Au lendemain d’un sommet historique de leurs dirigeants, l’Érythrée et l’Éthiopie ont signé lundi à Asmara une déclaration formalisant leur rapprochement et mettant fin à vingt ans d’état de guerre.
Le président érythréen Issaias Afeworki et le Premier ministre éthiopien, Abiy Ahmed, ont signé une « déclaration conjointe de paix et d’amitié », a annoncé le ministre érythréen de l’Information, Yemane Gebremeskel.
« L’état de guerre qui existait entre les deux pays est arrivé à sa fin. Une nouvelle ère de paix et d’amitié s’ouvre », selon ce texte.
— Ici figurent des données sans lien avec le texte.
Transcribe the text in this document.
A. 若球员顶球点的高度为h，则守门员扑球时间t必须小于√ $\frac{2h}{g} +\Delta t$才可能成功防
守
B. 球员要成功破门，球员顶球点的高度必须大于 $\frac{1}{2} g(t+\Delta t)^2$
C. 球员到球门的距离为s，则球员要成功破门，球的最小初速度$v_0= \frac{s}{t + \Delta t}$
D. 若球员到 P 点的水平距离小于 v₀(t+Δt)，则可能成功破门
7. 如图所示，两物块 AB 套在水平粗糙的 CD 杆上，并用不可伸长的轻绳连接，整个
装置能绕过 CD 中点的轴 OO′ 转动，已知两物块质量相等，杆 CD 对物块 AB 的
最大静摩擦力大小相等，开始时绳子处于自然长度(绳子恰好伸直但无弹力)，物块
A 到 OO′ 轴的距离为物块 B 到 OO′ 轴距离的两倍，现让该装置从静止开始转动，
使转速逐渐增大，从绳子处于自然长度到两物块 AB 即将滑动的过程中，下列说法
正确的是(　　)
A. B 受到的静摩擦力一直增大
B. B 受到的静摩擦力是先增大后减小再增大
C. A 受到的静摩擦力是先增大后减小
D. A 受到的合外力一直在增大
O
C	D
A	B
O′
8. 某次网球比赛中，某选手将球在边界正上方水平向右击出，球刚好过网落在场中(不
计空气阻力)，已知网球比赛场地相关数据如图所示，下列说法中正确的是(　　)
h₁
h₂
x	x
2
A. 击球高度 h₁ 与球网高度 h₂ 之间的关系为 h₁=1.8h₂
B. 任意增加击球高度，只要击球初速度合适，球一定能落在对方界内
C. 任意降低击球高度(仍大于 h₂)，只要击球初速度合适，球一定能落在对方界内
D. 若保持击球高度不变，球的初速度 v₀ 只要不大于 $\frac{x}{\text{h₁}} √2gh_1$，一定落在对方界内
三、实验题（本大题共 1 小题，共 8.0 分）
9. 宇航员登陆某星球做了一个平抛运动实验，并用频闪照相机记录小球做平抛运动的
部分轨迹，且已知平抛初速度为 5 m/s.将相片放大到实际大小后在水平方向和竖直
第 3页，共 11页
« Les deux pays œuvreront à promouvoir une étroite coopération, dans les secteurs de la politique, de l’économie, du social, de la culture et de la sécurité ».
Le document confirme la reprise du commerce, des transports et des télécommunications, le rétablissement des relations diplomatiques et la mise en œuvre des décisions internationales sur la frontière commune.
Des images de la cérémonie montrent MM. Issaias et Abiy attablés à un bureau en bois, avec en toile de fond les drapeaux des deux pays, signant cette déclaration.
Le ministre éthiopien des Affaires étrangères, Workneh Gebeyehu, a annoncé la création d’une commission conjointe sous la supervision des deux chefs de la diplomatie, chargée d’établir un « calendrier tangible » des réformes. Cette commission chapeautera des sous-comités qui vont définir dans le détail quand et comment chaque problématique sera mise en œuvre ».
Pour la première rencontre depuis 20 ans entre les deux plus hauts dirigeants érythréens et éthiopiens, la délégation éthiopienne avait reçu dimanche un accueil chaleureux à Asmara.
« Nous nous sommes mis d’accord pour la reprise du trafic aérien et naval, pour la circulation des personnes entre nos deux pays et la réouverture des ambassades », avait déclaré M. Abiy.
« Nous abattrons le mur et, avec amour, nous bâtirons un pont entre les deux pays », avait ajouté avec lyrisme le jeune Premier ministre, 42 ans, qui depuis sa nomination en avril a amorcé ce rapprochement entre les deux anciens frères ennemis.
La compagnie Ethiopian Airlines devrait reprendre ses vols à destination d’Asmara dès la semaine prochaine, a rapporté lundi la radio-télévision Fana.
– Accès à la mer –
Ce dégel a été lancé par l’annonce en juin par M. Abiy de la volonté de l’Éthiopie d’appliquer l’accord de paix signé en 2000 à Alger avec l’Érythrée et les conclusions de la commission internationale indépendante sur la démarcation de la frontière.
L’Éthiopie et l’Érythrée se sont livré de 1998 à 2000 à une guerre conventionnelle, avec chars d’assaut et tranchées, qui a fait quelque 80.000 morts, notamment en raison d’un désaccord sur leur frontière commune.
Le refus éthiopien d’appliquer une décision en 2002 d’une commission soutenue par l’ONU sur le tracé de la frontière a entretenu une longue animosité entre les deux pays.
Le rétablissement des liens diplomatiques et commerciaux après des années d’hostilité pourraient profiter aux deux voisins et à toute la Corne de l’Afrique, rongée par les conflits et la pauvreté.
La normalisation contribuera à réaliser « notre aspiration pour la paix et l’intégration économique de notre région et du continent africain », a salué l’organisation régionale Igad (Autorité intergouvernementale pour le développement).
Autrefois façade maritime de l’Éthiopie avec les ports de Massawa et d’Assab, l’Érythrée a déclaré son indépendance en 1993 après avoir chassé les troupes éthiopiennes de son territoire en 1991 au terme de trois décennies de guerre.
L’indépendance de l’Érythrée a privé l’Éthiopie de tout accès à la mer et l’a forcée à s’appuyer presque exclusivement sur Djibouti pour son commerce maritime.
L’accès de l’Éthiopie, deuxième pays le plus peuplé d’Afrique, aux ports érythréens devrait stimuler l’économie des deux pays, tout en menaçant l’hégémonie de Djibouti.
La liberté de mouvement des deux côtés de la frontière permettra la réunion de deux peuples, liés par une histoire, une langue et une ethnicité communes, et de familles séparées depuis plus de 20 ans.
Les principaux dirigeants est-africains ont salué ces avancées. « Nous vous félicitons et nous sommes avec vous », a écrit sur Twitter le président rwandais Paul Kagame.
Le secrétaire général de l’ONU, Antonio Guterres, a applaudi lundi « un symbole d’espoir très important non seulement pour les deux pays, non seulement pour l’Afrique, mais pour le monde entier ».